When accessing a site by a standard domain name (such as https://duckduckgo.com) through https over TOR - your connection is routed through a TOR exit node which makes a connection to the site's server (see diagram). This means that the exit node is in a position to attempt a man-in-the-middle (MITM) attack on the https connection to the site.
In order to prevent MITM attacks, https relies on certificates (and therefore, certificate authorities) to verify a site's authenticity. While rare, there have been cases where certificate authorities have issued fraudulent certificates for sites (see If an adversary took over a major Certificate Authority, what bad things could they do? for more info).
On the other hand, when accessing a site through TOR using the site's onion address (such as https://duckduckgogg42xjoc72x3sjasowoarfbgcmvfimaftt6twagswzczad.onion), you do not need to rely on a CA to provide authenticity.
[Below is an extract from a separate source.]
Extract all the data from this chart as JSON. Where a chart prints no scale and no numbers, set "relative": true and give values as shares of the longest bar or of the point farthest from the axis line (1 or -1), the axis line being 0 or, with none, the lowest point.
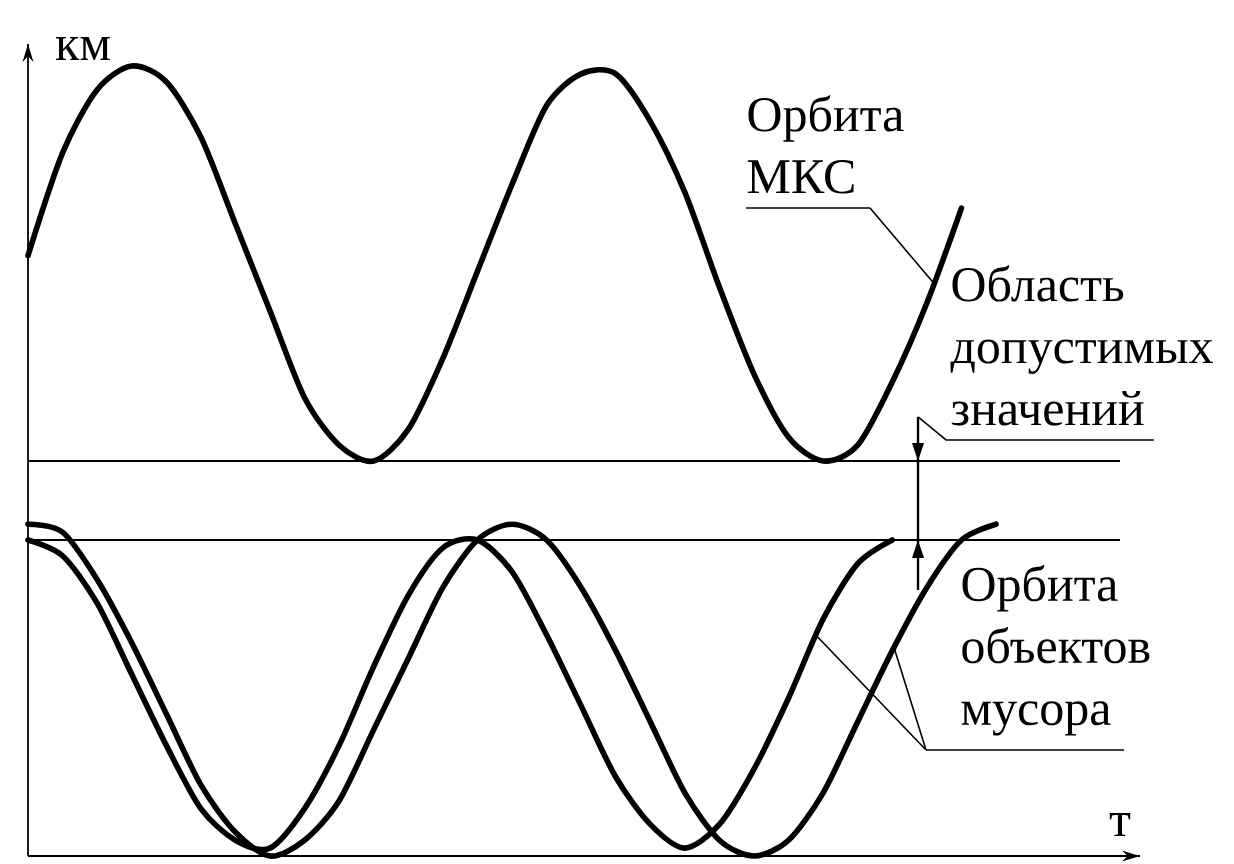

This is because the site's onion address contains the sites's public key. See https://community.torproject.org/onion-services/overview/ for more info.
Any secure protocol must provide three basic ingredients - confidentiality, integrity, and authenticity. https does a fairly good job at providing confidentiality and integrity - but we must trust third-party CA's to provide authenticity. TOR's onion routing protocol eliminates the need for us to rely on CA's by encoding the site's public identity key in the onion address. So, we have positive way of verifying the site's authenticity without trusting CA's - at the expense of less user-friendly, squirrelly-looking addresses.